A longer duration of the conflict alters not only the military strategy but the macroeconomic calculus. In the war’s early days, Ukraine’s macroeconomic policies aimed to control expectations and avoid panics. These policies were based on controlling prices — for example, the hryvnia-dollar exchange rate was fixed at the prewar level — and providing stop-gap measures to support businesses and households, such as suspending import duties. These responses were appropriate to address the initial shock. But as the war grinds on, they need to be adjusted or Ukraine will run into an economic catastrophe.
The National Bank of Ukraine, the country’s central bank, has a seemingly impossible job. First, the fixed exchange rate provides an important nominal anchor. Second, the NBU is in charge of the financial system’s health to ensure that the economy has access to liquidity and that the payment system functions smoothly. The central bank has some power over capital flows, but Ukrainian refugees in the EU and other countries must be allowed to use precious hard currency to support themselves. Third, the NBU has to cover the government’s vast fiscal needs to pay for the war effort.
In the short run, this policy mix can work. For instance, the central bank can burn foreign exchange reserves. But it is not compatible with the longer horizons of the war. If policies are not modified, the NBU faces the prospect of high inflation, dangerous depletion of foreign exchange reserves and the risk of a currency crisis, or a banking panic.
The government’s limited resources leave few pleasant options. Recently, the central bank had to devalue the hryvnia by 25 per cent. But this will probably provide only temporary relief as another devaluation may be necessary.

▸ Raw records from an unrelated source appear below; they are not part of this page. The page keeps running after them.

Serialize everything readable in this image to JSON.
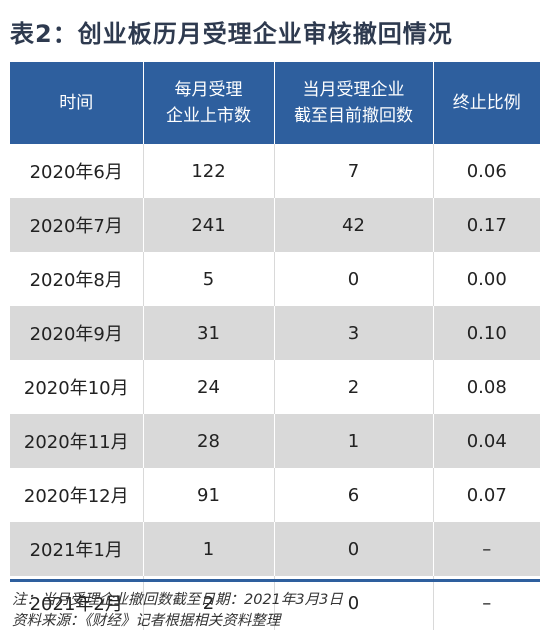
{
  "title": "表2：创业板历月受理企业审核撤回情况",
  "table": {
    "headers": [
      [
        "时间"
      ],
      [
        "每月受理",
        "企业上市数"
      ],
      [
        "当月受理企业",
        "截至目前撤回数"
      ],
      [
        "终止比例"
      ]
    ],
    "rows": [
      {
        "month": "2020年6月",
        "listed": "122",
        "withdrawn": "7",
        "ratio": "0.06"
      },
      {
        "month": "2020年7月",
        "listed": "241",
        "withdrawn": "42",
        "ratio": "0.17"
      },
      {
        "month": "2020年8月",
        "listed": "5",
        "withdrawn": "0",
        "ratio": "0.00"
      },
      {
        "month": "2020年9月",
        "listed": "31",
        "withdrawn": "3",
        "ratio": "0.10"
      },
      {
        "month": "2020年10月",
        "listed": "24",
        "withdrawn": "2",
        "ratio": "0.08"
      },
      {
        "month": "2020年11月",
        "listed": "28",
        "withdrawn": "1",
        "ratio": "0.04"
      },
      {
        "month": "2020年12月",
        "listed": "91",
        "withdrawn": "6",
        "ratio": "0.07"
      },
      {
        "month": "2021年1月",
        "listed": "1",
        "withdrawn": "0",
        "ratio": "–"
      },
      {
        "month": "2021年2月",
        "listed": "2",
        "withdrawn": "0",
        "ratio": "–"
      }
    ]
  },
  "notes": {
    "note": "注：当月受理企业撤回数截至日期：2021年3月3日",
    "source": "资料来源：《财经》记者根据相关资料整理"
  },
  "colors": {
    "header_bg": "#2e5f9e",
    "title": "#2e3a4f",
    "row_shade": "#d9d9d9"
  }
}
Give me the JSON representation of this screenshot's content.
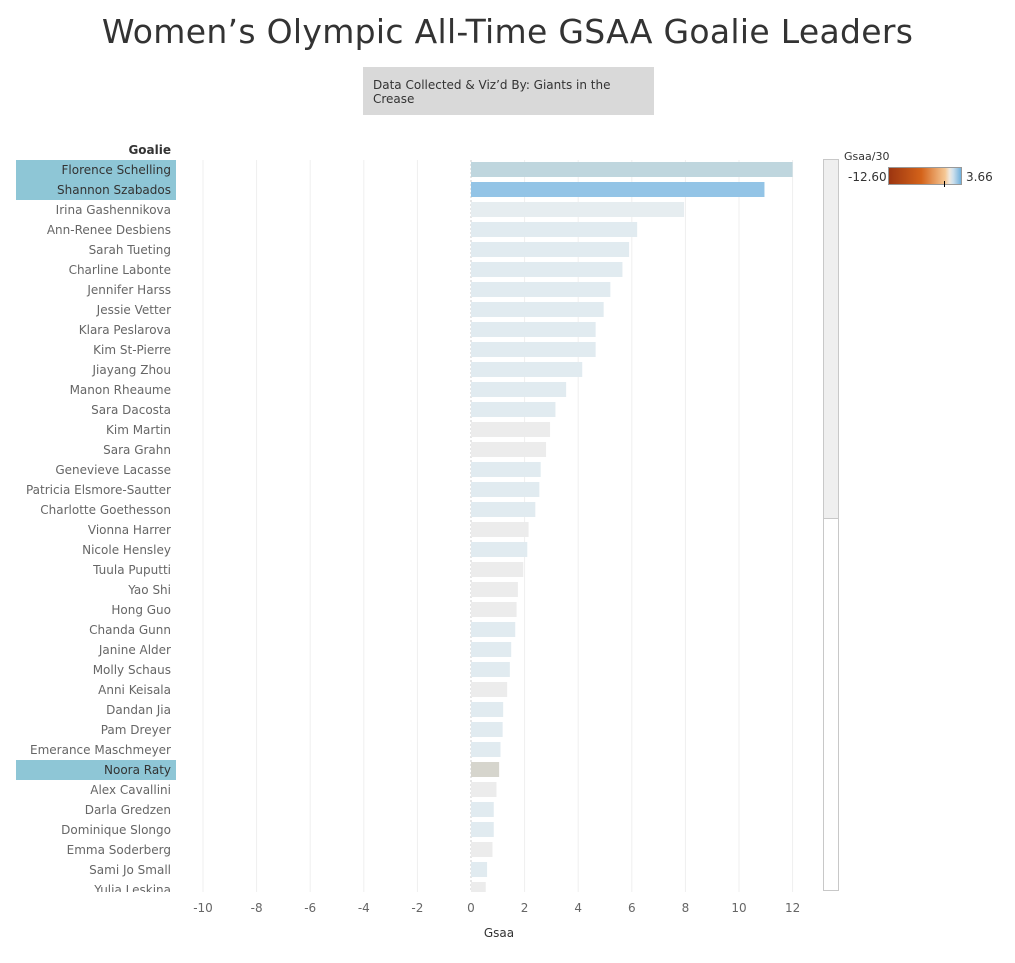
{
  "title": "Women’s Olympic All-Time GSAA Goalie Leaders",
  "credit": "Data Collected & Viz’d By: Giants in the Crease",
  "legend": {
    "title": "Gsaa/30",
    "min": "-12.60",
    "max": "3.66"
  },
  "chart_data": {
    "type": "bar",
    "orientation": "horizontal",
    "row_header": "Goalie",
    "xlabel": "Gsaa",
    "xlim": [
      -11,
      13
    ],
    "xticks": [
      -10,
      -8,
      -6,
      -4,
      -2,
      0,
      2,
      4,
      6,
      8,
      10,
      12
    ],
    "grid": true,
    "color_field": "Gsaa/30",
    "color_range": [
      -12.6,
      3.66
    ],
    "categories": [
      "Florence Schelling",
      "Shannon Szabados",
      "Irina Gashennikova",
      "Ann-Renee Desbiens",
      "Sarah Tueting",
      "Charline Labonte",
      "Jennifer Harss",
      "Jessie Vetter",
      "Klara Peslarova",
      "Kim St-Pierre",
      "Jiayang Zhou",
      "Manon Rheaume",
      "Sara Dacosta",
      "Kim Martin",
      "Sara Grahn",
      "Genevieve Lacasse",
      "Patricia Elsmore-Sautter",
      "Charlotte Goethesson",
      "Vionna Harrer",
      "Nicole Hensley",
      "Tuula Puputti",
      "Yao Shi",
      "Hong Guo",
      "Chanda Gunn",
      "Janine Alder",
      "Molly Schaus",
      "Anni Keisala",
      "Dandan Jia",
      "Pam Dreyer",
      "Emerance Maschmeyer",
      "Noora Raty",
      "Alex Cavallini",
      "Darla Gredzen",
      "Dominique Slongo",
      "Emma Soderberg",
      "Sami Jo Small",
      "Yulia Leskina"
    ],
    "values": [
      12.0,
      10.95,
      7.95,
      6.2,
      5.9,
      5.65,
      5.2,
      4.95,
      4.65,
      4.65,
      4.15,
      3.55,
      3.15,
      2.95,
      2.8,
      2.6,
      2.55,
      2.4,
      2.15,
      2.1,
      1.95,
      1.75,
      1.7,
      1.65,
      1.5,
      1.45,
      1.35,
      1.2,
      1.18,
      1.1,
      1.05,
      0.95,
      0.85,
      0.85,
      0.8,
      0.6,
      0.55
    ],
    "bar_colors": [
      "#bfd6de",
      "#93c4e6",
      "#e6edf0",
      "#e1ebf0",
      "#e1ebf0",
      "#e1ebf0",
      "#e1ebf0",
      "#e1ebf0",
      "#e1ebf0",
      "#e1ebf0",
      "#e1ebf0",
      "#e1ebf0",
      "#e1ebf0",
      "#ececec",
      "#ececec",
      "#e1ebf0",
      "#e1ebf0",
      "#e1ebf0",
      "#ececec",
      "#e1ebf0",
      "#ececec",
      "#ececec",
      "#ececec",
      "#e1ebf0",
      "#e1ebf0",
      "#e1ebf0",
      "#ececec",
      "#e1ebf0",
      "#e1ebf0",
      "#e1ebf0",
      "#d6d5cd",
      "#ececec",
      "#e1ebf0",
      "#e1ebf0",
      "#ececec",
      "#e1ebf0",
      "#ececec"
    ],
    "highlighted": [
      "Florence Schelling",
      "Shannon Szabados",
      "Noora Raty"
    ],
    "highlight_color": "#8ec6d6"
  }
}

Alternatively, the hryvnia could be allowed to float more freely, helping to address accumulating imbalances in the economy. But this risks coming at the cost of losing a nominal anchor. Prewar inflation targeting is less useful, given the uncertain monetary transmission mechanism of wartime.
The fiscal authorities could also try to raise more revenue and control spending. These options are difficult. It is hard to raise taxes when the economy is weak. But one possibility is to tax the shadow economy via non-direct taxes such as excise duty or increased import duties.
The finance ministry must finally accept reality and start borrowing on the local debt market at much higher rates, rather than relying constantly on monetary financing from the NBU to cover budget shortfalls. So far, attempts to borrow at deeply negative real interest rates have been rather unsuccessful. In any case, Ukraine’s task is clear: the fiscal stance has to be significantly improved to sustain the war effort over an extended period.
But Ukraine’s allies face macroeconomic tasks of their own. My country is defending security in Europe. Indeed, the global order is being decided in Ukraine. If Putin’s Russia wins, the law of the jungle will be the new regime in international relations.
But for Ukraine to keep fighting and win, it needs not only much more weaponry but also larger-scale economic support. Since the beginning of the war, Ukraine has received external support to the tune of $2.5bn-$3bn a month. The expected external funding for the second half of 2022 is $18bn — a significant sum, but well below the nation’s needs. To avert economic calamity in Ukraine and sustain its ability to fight, the allies must disburse much larger amounts of about $4bn-$5bn a month in the nearest future.
Every day of the war means more lives lost, children traumatised and homes destroyed. The economic cost of the war is no less staggering and it touches everybody — from ruined infrastructure in Ukraine to the spectre of hunger in Africa and elsewhere. Ukraine must win this war and win it quickly. But a long war increasingly looks like the baseline scenario. This requires recalibrating macroeconomic policies in Ukraine and allied countries to make sure that Ukraine’s economy can sustain the war effort as long as necessary.